Машина Мбайе свернула в ближнюю улицу.
Мбайе принадлежал к тому поколению, которое в определенных кругах называют «Новой Африкой» и у которого логический ум европейской выучки странным образом сочетается с некоторыми чертами арабского национального характера и с негро-африканским темпераментом. Это был делец – маклер по разным делам; за каждую услугу он брал определенную сумму, смотря по важности сделки. О нем говорили, что нет узла, который бы он не взялся развязать. У Мбайе был особнячок на южной окраине города, две жены, одна – христианка, другая – мусульманка, была собственная машина. Иными словами, он занимал в обществе довольно высокое положение…
Вилла Мбайе высилась среди лачуг и старых бараков. В гостиной, заставленной креслами, стульями, вазами с искусственными цветами, преобладали голубые тона. Дьенгу открыла Тереза, жена-христианка, и провела его в эту нарядную гостиную. Тереза собиралась идти на работу; она была в цветастом платье и причесана под Брижжит Бардо.
– Мбайе отдыхает, – прощебетала она по-французски.
Видя, что Дьенг весь в поту, Тереза включила вентилятор.

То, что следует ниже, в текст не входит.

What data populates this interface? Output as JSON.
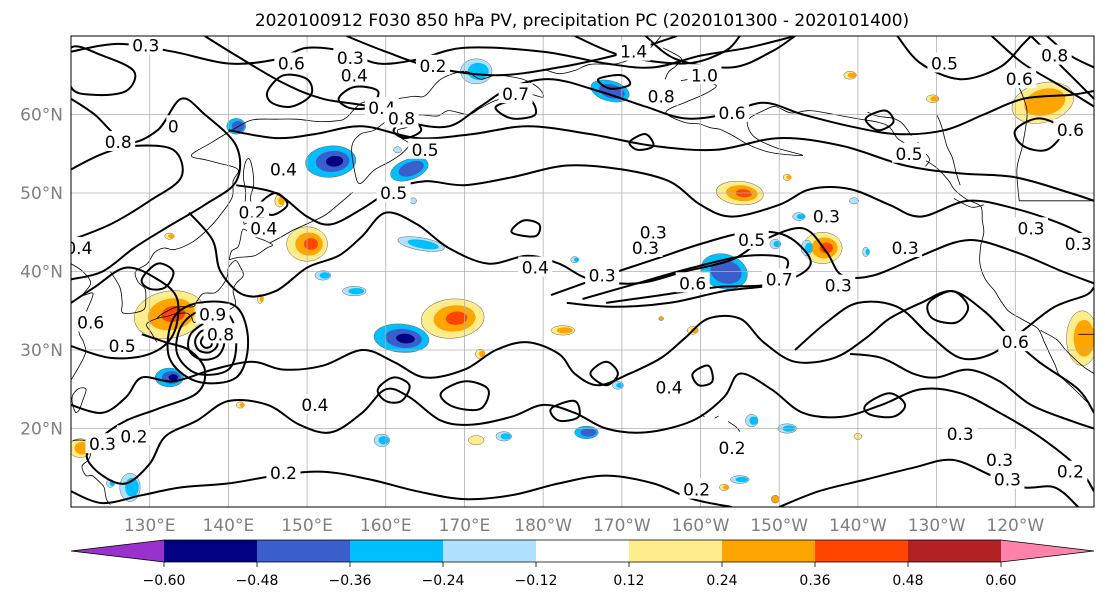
{
  "chart_data": {
    "type": "contour-map",
    "title": "2020100912 F030 850 hPa PV, precipitation PC (2020101300 - 2020101400)",
    "map": {
      "projection": "PlateCarree",
      "lon_range": [
        120,
        250
      ],
      "lat_range": [
        10,
        70
      ],
      "grid": true,
      "coastlines": true
    },
    "lon_ticks": [
      {
        "value": 130,
        "label": "130°E"
      },
      {
        "value": 140,
        "label": "140°E"
      },
      {
        "value": 150,
        "label": "150°E"
      },
      {
        "value": 160,
        "label": "160°E"
      },
      {
        "value": 170,
        "label": "170°E"
      },
      {
        "value": 180,
        "label": "180°W"
      },
      {
        "value": 190,
        "label": "170°W"
      },
      {
        "value": 200,
        "label": "160°W"
      },
      {
        "value": 210,
        "label": "150°W"
      },
      {
        "value": 220,
        "label": "140°W"
      },
      {
        "value": 230,
        "label": "130°W"
      },
      {
        "value": 240,
        "label": "120°W"
      }
    ],
    "lat_ticks": [
      {
        "value": 20,
        "label": "20°N"
      },
      {
        "value": 30,
        "label": "30°N"
      },
      {
        "value": 40,
        "label": "40°N"
      },
      {
        "value": 50,
        "label": "50°N"
      },
      {
        "value": 60,
        "label": "60°N"
      }
    ],
    "pv_contour_labels": [
      {
        "lon": 129.5,
        "lat": 68.8,
        "text": "0.3"
      },
      {
        "lon": 148,
        "lat": 66.5,
        "text": "0.6"
      },
      {
        "lon": 155.5,
        "lat": 67.2,
        "text": "0.3"
      },
      {
        "lon": 156,
        "lat": 65.0,
        "text": "0.4"
      },
      {
        "lon": 166,
        "lat": 66.2,
        "text": "0.2"
      },
      {
        "lon": 191.5,
        "lat": 68.0,
        "text": "1.4"
      },
      {
        "lon": 200.5,
        "lat": 65.0,
        "text": "1.0"
      },
      {
        "lon": 195,
        "lat": 62.3,
        "text": "0.8"
      },
      {
        "lon": 176.5,
        "lat": 62.6,
        "text": "0.7"
      },
      {
        "lon": 159.5,
        "lat": 60.8,
        "text": "0.4"
      },
      {
        "lon": 162,
        "lat": 59.5,
        "text": "0.8"
      },
      {
        "lon": 204,
        "lat": 60.2,
        "text": "0.6"
      },
      {
        "lon": 231,
        "lat": 66.5,
        "text": "0.5"
      },
      {
        "lon": 240.5,
        "lat": 64.5,
        "text": "0.6"
      },
      {
        "lon": 245,
        "lat": 67.5,
        "text": "0.8"
      },
      {
        "lon": 126,
        "lat": 56.5,
        "text": "0.8"
      },
      {
        "lon": 133,
        "lat": 58.5,
        "text": "0"
      },
      {
        "lon": 165,
        "lat": 55.5,
        "text": "0.5"
      },
      {
        "lon": 147,
        "lat": 53.0,
        "text": "0.4"
      },
      {
        "lon": 161,
        "lat": 50.0,
        "text": "0.5"
      },
      {
        "lon": 226.5,
        "lat": 55.0,
        "text": "0.5"
      },
      {
        "lon": 247,
        "lat": 58.0,
        "text": "0.6"
      },
      {
        "lon": 143,
        "lat": 47.5,
        "text": "0.2"
      },
      {
        "lon": 144.5,
        "lat": 45.5,
        "text": "0.4"
      },
      {
        "lon": 187.5,
        "lat": 39.5,
        "text": "0.3"
      },
      {
        "lon": 193,
        "lat": 43.0,
        "text": "0.3"
      },
      {
        "lon": 194,
        "lat": 45.0,
        "text": "0.3"
      },
      {
        "lon": 206.5,
        "lat": 44.0,
        "text": "0.5"
      },
      {
        "lon": 216,
        "lat": 47.0,
        "text": "0.3"
      },
      {
        "lon": 226,
        "lat": 43.0,
        "text": "0.3"
      },
      {
        "lon": 242,
        "lat": 45.5,
        "text": "0.3"
      },
      {
        "lon": 248,
        "lat": 43.5,
        "text": "0.3"
      },
      {
        "lon": 179,
        "lat": 40.5,
        "text": "0.4"
      },
      {
        "lon": 199,
        "lat": 38.5,
        "text": "0.6"
      },
      {
        "lon": 210,
        "lat": 39.0,
        "text": "0.7"
      },
      {
        "lon": 217.5,
        "lat": 38.2,
        "text": "0.3"
      },
      {
        "lon": 121,
        "lat": 43.0,
        "text": "0.4"
      },
      {
        "lon": 122.5,
        "lat": 33.5,
        "text": "0.6"
      },
      {
        "lon": 126.5,
        "lat": 30.5,
        "text": "0.5"
      },
      {
        "lon": 139,
        "lat": 32.0,
        "text": "0.8"
      },
      {
        "lon": 138,
        "lat": 34.5,
        "text": "0.9"
      },
      {
        "lon": 240,
        "lat": 31.0,
        "text": "0.6"
      },
      {
        "lon": 196,
        "lat": 25.2,
        "text": "0.4"
      },
      {
        "lon": 151,
        "lat": 23.0,
        "text": "0.4"
      },
      {
        "lon": 124,
        "lat": 18.0,
        "text": "0.3"
      },
      {
        "lon": 128,
        "lat": 19.0,
        "text": "0.2"
      },
      {
        "lon": 147,
        "lat": 14.3,
        "text": "0.2"
      },
      {
        "lon": 204,
        "lat": 17.5,
        "text": "0.2"
      },
      {
        "lon": 233,
        "lat": 19.3,
        "text": "0.3"
      },
      {
        "lon": 238,
        "lat": 16.0,
        "text": "0.3"
      },
      {
        "lon": 239,
        "lat": 13.5,
        "text": "0.3"
      },
      {
        "lon": 247,
        "lat": 14.5,
        "text": "0.2"
      },
      {
        "lon": 199.5,
        "lat": 12.2,
        "text": "0.2"
      }
    ],
    "colorbar": {
      "levels": [
        -0.72,
        -0.6,
        -0.48,
        -0.36,
        -0.24,
        -0.12,
        0.12,
        0.24,
        0.36,
        0.48,
        0.6,
        0.72
      ],
      "tick_labels": [
        "−0.60",
        "−0.48",
        "−0.36",
        "−0.24",
        "−0.12",
        "0.12",
        "0.24",
        "0.36",
        "0.48",
        "0.60"
      ],
      "colors": [
        "#9932cc",
        "#000080",
        "#3a5fcd",
        "#00bfff",
        "#b0e2ff",
        "#ffffff",
        "#ffec8b",
        "#ffa500",
        "#ff4500",
        "#b22222",
        "#ff82ab"
      ],
      "extend": "both"
    }
  }
}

Дьенг с завистью оглядывал обстановку и думал: «Вот как живут люди! Абду, наверно, тоже так устроится, когда вернется из Парижа».
Прошло больше десяти минут. Наконец Мбайе вошел в гостиную, на ходу завязывая галстук.
– Ты уже здесь!.. Тереза, что же ты меня не разбудила? Сказала бы, что ко мне пришли, – упрекнул он жену, которая с нетерпением поглядывала на дверь.
– Ты ведь, дружок, меня не предупредил, – ответила она опять по-французски.
Мбайе, с почтительностью младшего по отношению к старшему, стал извиняться.
– Да ничего, я ведь пришел немного раньше, чем мы условились. И потом я знаю, ты же устаешь.
Мбайе, стараясь, однако, не слишком перебарщивать, стал сетовать на бешеные темпы современной жизни.
– Право, совсем некогда отдохнуть. А врачи посылают меня во Францию полечиться.
Вошла служанка, принесла на подносе кофе.
– Принеси еще чашку для дядюшки.
– Спасибо, я не пью.
За окном трижды раздался автомобильный гудок, и Тереза вскочила с места:
– Не забудь выключить вентилятор. До вечера!
– Послушай, позвони тому типу. Скажи, что я еду в Рюфиск.
– Ладно. Пока!
– Ну и ну! – удивился Дьенг.
– Что ж, это результат прогресса в нашей стране. У женщин теперь равные права с мужчинами.
Сказав это, Мбайе принялся потягивать кофе, а Дьенг поведал ему обо всех своих злоключениях, рассказал даже о выдумке Мети.
– Женщины иногда бывают просто гениальны! Мы сейчас отправимся с тобой в полицию. И сначала оформим доверенность на мое имя для получения перевода. Ведь выправить тебе удостоверение личности мы уже не успеем. А заверить доверенность в полиции совсем не сложно. Не позже чем послезавтра ты получишь свои деньги.
– Иншалла![41]41
Если пожелает аллах! (араб.)
[Закрыть] Я целиком полагаюсь на тебя. Спасибо!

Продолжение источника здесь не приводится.